On s’enlaça en riant aux éclats avant de trinquer à cette bonne nouvelle.


— Bon maintenant il va te falloir faire rapidement les démarches pour avoir ton passeport, faire ton visa et payer ton billet !

— Ouii non mais ça ce n’est même pas un problème, je suis dans le système, je passe seulement un coup de fil et mon passeport sort à la minute avec ma photo sans que je n’ai eu a leur donner ça ! Kiakiakia


On plaisanta encore un moment puis je pris congé de lui en lui laissant un sa commission pour son travail.


Le sourire aux lèvres, je démarrai en pensant à ma futur femme Margot…

J’avais à peine quitter la cour de Ange et roulai entre celles des maisons voisines quand j’aperçu la silhouette d’une femme, les mains aux hanches me barrant la route. A son accoutrement, je n’eus pas de mal à deviner de qui il s’agissait. Je ralentis et elle vint à ma rencontre d’un pas lent et hésitant.

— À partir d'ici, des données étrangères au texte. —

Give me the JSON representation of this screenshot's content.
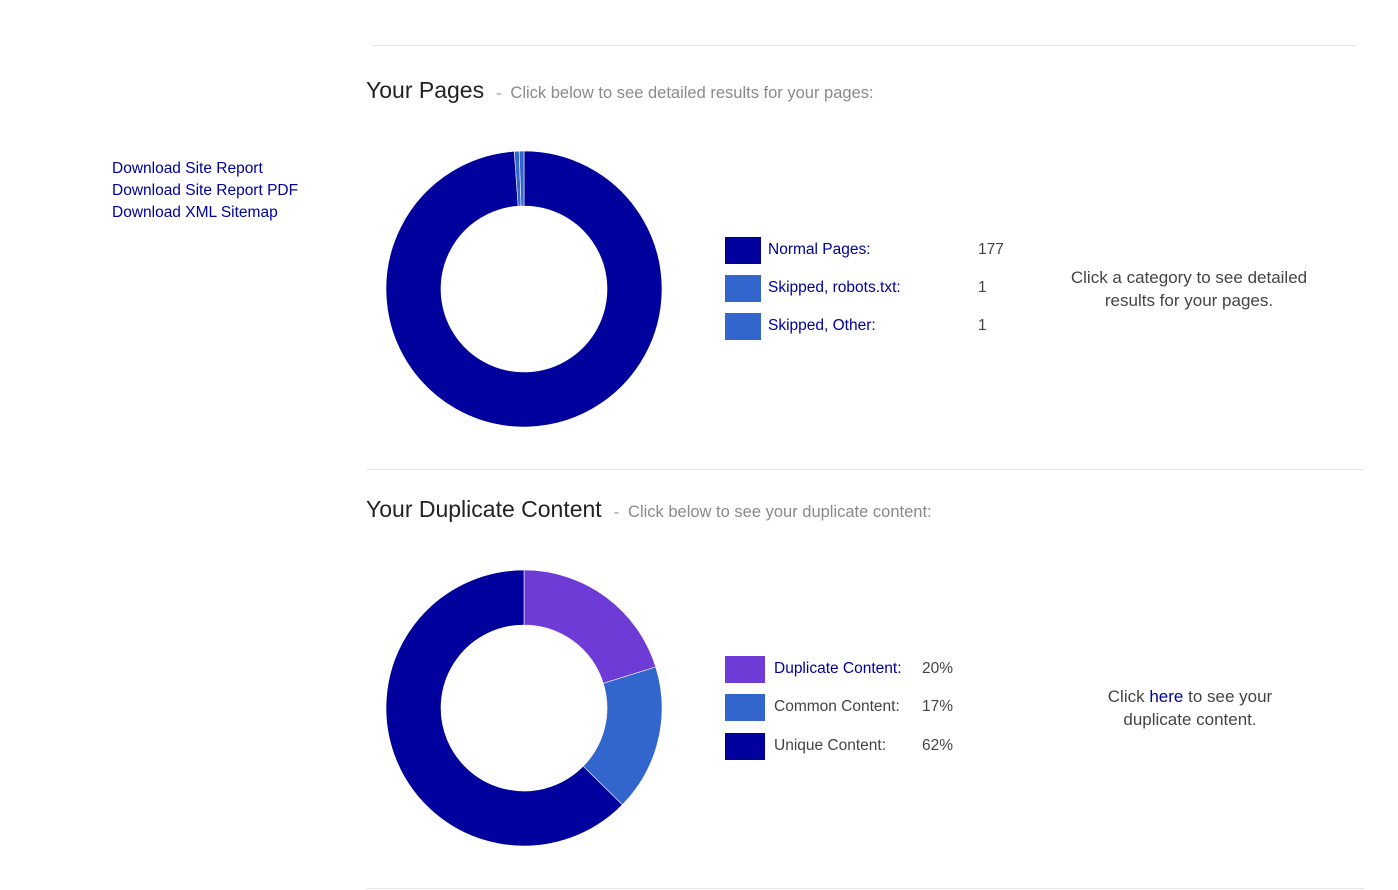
{
  "sidebar": {
    "links": [
      "Download Site Report",
      "Download Site Report PDF",
      "Download XML Sitemap"
    ]
  },
  "pages_section": {
    "title": "Your Pages",
    "separator": "-",
    "subtitle": "Click below to see detailed results for your pages:",
    "note": "Click a category to see detailed results for your pages."
  },
  "duplicate_section": {
    "title": "Your Duplicate Content",
    "separator": "-",
    "subtitle": "Click below to see your duplicate content:",
    "note_prefix": "Click ",
    "note_link": "here",
    "note_suffix": " to see your duplicate content."
  },
  "colors": {
    "navy": "#00009c",
    "blue": "#3366cc",
    "purple": "#6f3bd6",
    "link": "#00009c"
  },
  "chart_data": [
    {
      "type": "pie",
      "categories": [
        "Normal Pages:",
        "Skipped, robots.txt:",
        "Skipped, Other:"
      ],
      "values": [
        177,
        1,
        1
      ],
      "value_labels": [
        "177",
        "1",
        "1"
      ],
      "colors": [
        "#00009c",
        "#3366cc",
        "#3366cc"
      ],
      "donut": true
    },
    {
      "type": "pie",
      "categories": [
        "Duplicate Content:",
        "Common Content:",
        "Unique Content:"
      ],
      "values": [
        20,
        17,
        62
      ],
      "value_labels": [
        "20%",
        "17%",
        "62%"
      ],
      "colors": [
        "#6f3bd6",
        "#3366cc",
        "#00009c"
      ],
      "donut": true
    }
  ]
}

Pfff qu’est-ce qu’elle me veut encore ?


— Fabrice pourquoi ne réponds-tu plus à mes appels ? Me demanda-t-elle une fois arrivé à mon niveau

— Pourquoi je devrai t’appeler ?

— Mais je ne sais pas, pour quoi se voit encore comme la dernière f…

— Eshh ! Ferme ta bouche ! Lui intimai-je en mettant ma main sur sa bouche tout en scrutant les environs pour m’assurer d’aucun curieux ne nous avait entendu. Ce qui s’est passé était une erreur, continuai-je en parlant moins fort. Ça ne doit plus se reproduire, tu as compris ?!

— Mais…

— Plus un mot à ce sujet, tu m’as bien entendu ! Efface de ta mémoire tout ce qui a pu se passer entre nous, je dois voyager moi, je vais aller en France !

— Han ?! Tu vas m’emmener avec toi ?!? Demanda-t-elle avec un large sourire.


Non mais qu’elle rêveuse ! Elle croit que je vais emmener une villageoise comme elle où ça ???


— Pardon Francine, laisse-moi passer, je dois aller travailler ! Fis-je en la poussant sur le côté et en redémarrant ma mobylette.

— Mais mais… réponds moi au moins… tu ne vas pas m’abandonner ici alors que je porte ton enfant quand même !

 

Je bloquai net dans ma lancée. Elle a dit QUOI ?!?